In the standard 23 design patterns, the single case design pattern is more common in the application. However, in the general introduction of this mode of teaching materials, most of them are not combined with multithreading technology as a reference, which results in the use of multithreading technology in the singleton mode, there will be some unexpected situation, such code if in the production environment anomalies, can have disastrous consequences.
1. Load Now/"A Hungry man mode"
What is load now? The immediate load is also known as the "a Hungry Man mode", where the object is created when the class is used, and the common implementation is to instantiate it directly.

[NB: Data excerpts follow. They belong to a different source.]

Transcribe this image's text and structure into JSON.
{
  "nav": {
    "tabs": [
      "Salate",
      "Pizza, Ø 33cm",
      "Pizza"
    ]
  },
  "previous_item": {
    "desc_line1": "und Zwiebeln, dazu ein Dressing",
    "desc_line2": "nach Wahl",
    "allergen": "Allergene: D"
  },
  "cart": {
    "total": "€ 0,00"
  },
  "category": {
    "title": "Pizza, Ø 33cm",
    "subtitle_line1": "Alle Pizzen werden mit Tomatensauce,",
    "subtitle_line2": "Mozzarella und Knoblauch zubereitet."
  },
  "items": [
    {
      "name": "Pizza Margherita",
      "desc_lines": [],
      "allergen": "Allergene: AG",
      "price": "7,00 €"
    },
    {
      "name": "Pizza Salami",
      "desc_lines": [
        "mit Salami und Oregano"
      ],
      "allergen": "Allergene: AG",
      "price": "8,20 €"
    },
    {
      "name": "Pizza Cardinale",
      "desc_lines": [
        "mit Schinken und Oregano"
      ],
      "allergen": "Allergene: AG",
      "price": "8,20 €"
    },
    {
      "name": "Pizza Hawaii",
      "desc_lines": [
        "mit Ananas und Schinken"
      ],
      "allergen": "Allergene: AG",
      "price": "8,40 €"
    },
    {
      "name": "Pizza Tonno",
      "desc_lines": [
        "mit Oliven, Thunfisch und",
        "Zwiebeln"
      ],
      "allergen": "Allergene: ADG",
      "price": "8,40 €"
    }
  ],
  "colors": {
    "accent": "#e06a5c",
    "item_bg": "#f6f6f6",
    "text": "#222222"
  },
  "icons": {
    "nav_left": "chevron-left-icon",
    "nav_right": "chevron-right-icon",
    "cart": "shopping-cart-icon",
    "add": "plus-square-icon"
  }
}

Load Now/"A Hungry Man mode" is the instance that was created before calling the method, and look at the implementation code.
/** * This code is loaded immediately, the disadvantage is that there is no other instance variable * because the getinstance () method is not synchronized, a non-thread-safe section may occur */public class MyObject { private static MyObject m Yobject = new MyObject (); Private MyObject () {} public static MyObject getinstance () { return MyObject; }}
public class MyThread extends Thread { @Override public void Run () { System.out.println ( Myobject.getinstance (). Hashcode ());} }
public class Run {public static void Main (string[] args) throws ParseException { MyThread t1 = new MyThread ();
mythread t2 = new MyThread (); MyThread t3 = new MyThread (); T1.start (); T2.start (); T3.start (); }}
1032010069 1032010069 1032010069 |
The hashcode that the console prints is the same value, stating that the object is the same, and that an immediate-loading singleton design pattern is implemented.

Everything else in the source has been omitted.